Fr. Bill said that unlike some, he didn’t usually sweep away the cobwebs of his cabin because he knew they were the homes of the spiders, and he welcomed the spiders. They are part of God’s world, too, after all. Of course, he says, animals are not more important than people, but they’re a close second, perhaps.
But my favorite part of the visit was this.
Having my daughter there with me felt very special. She’s met him before but I doubt, until this day, she’s understood why I would clear a whole weekend day to spend a few hours with an aging priest in another state away. But he drew her in, because neither age nor position matter to him. Fr. Bill seeks the humanity in all, and he honored her humanity during our visit. By the end of it, they’d each made a new friend.

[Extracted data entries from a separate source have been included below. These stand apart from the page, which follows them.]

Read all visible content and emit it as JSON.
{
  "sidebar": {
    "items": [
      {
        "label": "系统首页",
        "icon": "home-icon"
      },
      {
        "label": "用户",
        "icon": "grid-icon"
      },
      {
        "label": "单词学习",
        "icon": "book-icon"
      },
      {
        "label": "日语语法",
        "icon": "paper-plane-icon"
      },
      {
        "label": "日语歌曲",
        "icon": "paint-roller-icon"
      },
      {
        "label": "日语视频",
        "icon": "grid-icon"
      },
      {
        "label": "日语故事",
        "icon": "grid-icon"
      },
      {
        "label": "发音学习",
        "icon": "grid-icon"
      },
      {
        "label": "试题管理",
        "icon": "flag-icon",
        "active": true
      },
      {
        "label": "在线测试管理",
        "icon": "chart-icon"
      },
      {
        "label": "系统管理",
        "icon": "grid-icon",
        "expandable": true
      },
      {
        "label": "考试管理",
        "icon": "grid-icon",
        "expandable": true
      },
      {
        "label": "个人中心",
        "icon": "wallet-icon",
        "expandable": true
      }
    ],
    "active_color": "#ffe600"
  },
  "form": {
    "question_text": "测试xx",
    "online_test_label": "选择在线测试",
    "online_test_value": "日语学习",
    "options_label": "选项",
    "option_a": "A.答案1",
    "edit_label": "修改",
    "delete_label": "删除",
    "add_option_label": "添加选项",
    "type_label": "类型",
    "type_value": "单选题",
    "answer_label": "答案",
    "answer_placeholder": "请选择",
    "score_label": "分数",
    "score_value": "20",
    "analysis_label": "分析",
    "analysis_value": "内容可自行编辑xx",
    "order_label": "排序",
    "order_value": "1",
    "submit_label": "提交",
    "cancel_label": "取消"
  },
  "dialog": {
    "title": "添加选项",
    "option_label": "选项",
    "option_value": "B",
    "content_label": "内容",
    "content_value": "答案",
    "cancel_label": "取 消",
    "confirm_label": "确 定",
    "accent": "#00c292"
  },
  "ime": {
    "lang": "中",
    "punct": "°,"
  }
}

Our couple hours with this dear soul were golden to me, and I hope that during our time together, something small began to stir in my daughter’s heart as it did in mine all those years ago when I, just a few years older than she is now, heard him speak for the first time, note cards in hand, at the Newman Center on my college campus. It’s been quite a journey, and one that easily could have diverged in a whole other direction if not for Fr. Bill.
I may not get to Rome anytime soon, but Fr. Bill’s cozy little room in a humble retirement center in northern Minnesota will do well for now.
Q4U: Where is your Rome?
Ronald A. Miller says
I met Fr. Bill Mehrkens while my wife and me were working at the Dorothy Day House of Hospitality founded by Fr. Bill in Moorhead, Minnesota. Fr. Bill had gotten into trouble with the law because he had been opening up the Newman Center at Moorhead State University for homeless people to sleep in overnight. One day, while distributing a leaflet on money on the Concordia College campus, I spotted Fr. Bill sitting in the bleachers waiting for an event to start. I handed him a copy of my leaflet on money and he told me he was working on a series of articles on money and power for publishing in the Crookston Dioceses Our Northland Diocese newsletter. I asked him if he would share his articles with me and he did. Then, my wife and me relocated to the Loaves and Fishes Community in Duluth where a fellow community member helped me put Fr. Bill’s articles in booklet form using a computer. If you will provide me with your mailing address I’ll mail you a copy.
Roxane says
I would absolutely love that! I will email you!